The BBC has gained fame in the journalistic world as a reliable source of information, since its creation in 1922. Therefore one would expect its reports to be objective and free from personal opinion. Will this be what we find? Let us see...
Unfortunately, not. Well, not in the case of Russia, where systematically, this British Corporation presents negative images. Instead of focussing on matters which reflect and affect the lives of Russians, like for example the growing and constant improvement in buying power and the standard of living, particularly in recent years, we find instead bias, politically motivated hostility and lies. Basically, propaganda, which belongs to the annals of yesteryear, to the Cold War from which the west apparently has a chronic disability to recover.

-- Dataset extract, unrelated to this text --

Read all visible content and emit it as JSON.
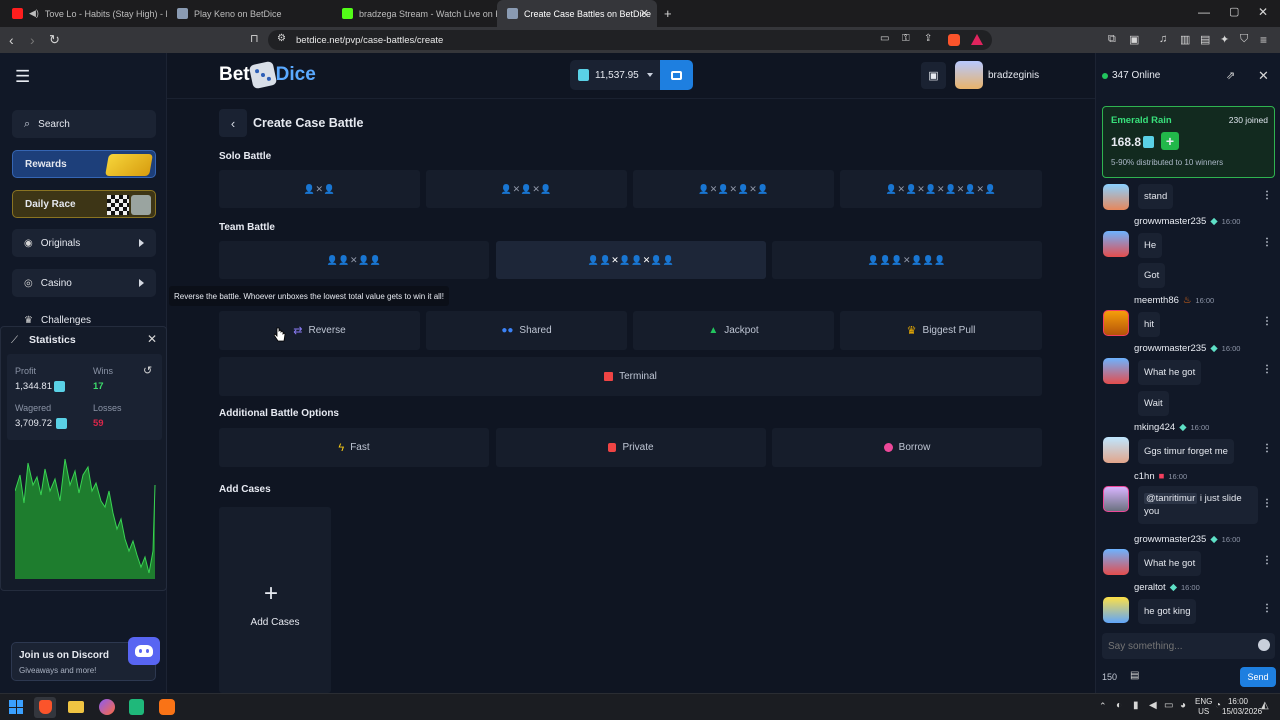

Emma Simpson, the BBC correspondent, does not speak of this economic reality in her report of 21st February. Nothing about the increase in salaries, in pensions, reliability of economic indicators, the fact that Russian institutions gain space daily in the lists of risk factors for investment.
Emma Simpson apparently saw nothing of this in Russia – or did not want to. Which dustbin did she go raking through to find something negative to say about Russia and Russians for her British readers?
Instead of staying in Moscow, which would have been the easy option, and where she would have found a wealth of reliable information about the reality of daily life in Russia today, Emma Simpson, evidently a close relative of Homer or Bart, travelled to central Russia, where she landed in the city of Tver. How interesting. Perhaps to tell us about the excellent conditions provided for investors in the Tver region by the local authorities? No. Or about the initiatives to attract tourism, open doors, create bridges and so on? No, also not. Then how about the city’s wonderful 800-year history? Nope.
Those who bother to visit the BBC site will be aware that the last time this corporation spoke about Tver, it was to talk about the bears in the nearby forest, being decimated by cruel Russian hunters.
This time, it was not the forest but the local hospital where Emma Simpson concentrated her search. After all, hospitals are always a fine source for sad stories. For example, an accident victim could provide a catalyst for a story about alcoholism or some nonsense about Russia’s road system.
However, it was not in the emergency ward where Emma Simpson went to rake the dirt, it was in the maternity ward, where she came across four babies, two of them born to mothers with AIDS. Bingo! Then open the floodgates of insanity for this journalist, who must have found her diploma in a packet of soap powder, at the bottom, that is.
Some gems from her piece “Russia’s abandoned HIV children”
“Russia is quick to reject those with HIV”
“If they (the babies) are lucky it will be only for 18 months - the time it takes doctors in Russia officially to diagnose whether children are HIV-positive”. (In fact it takes a few days).
Or contradictions such as this:
“Latest figures show 22,000 babies have been born to HIV-positive women. And many are being abandoned by their mothers into the care of the state”. A few lines later on, she admits that this is not the case. On average, with 10% of children born to HIV positive mothers:
“In Russia, some 20 babies are born every day to HIV-positive women, with two of those, on average, abandoned by their mothers”.
Yet another fine example of the trash which is smeared on the pages of this once noble institution, which today serve only to stack in a nice, neat pile on the bathroom floor. Beside the “throne”.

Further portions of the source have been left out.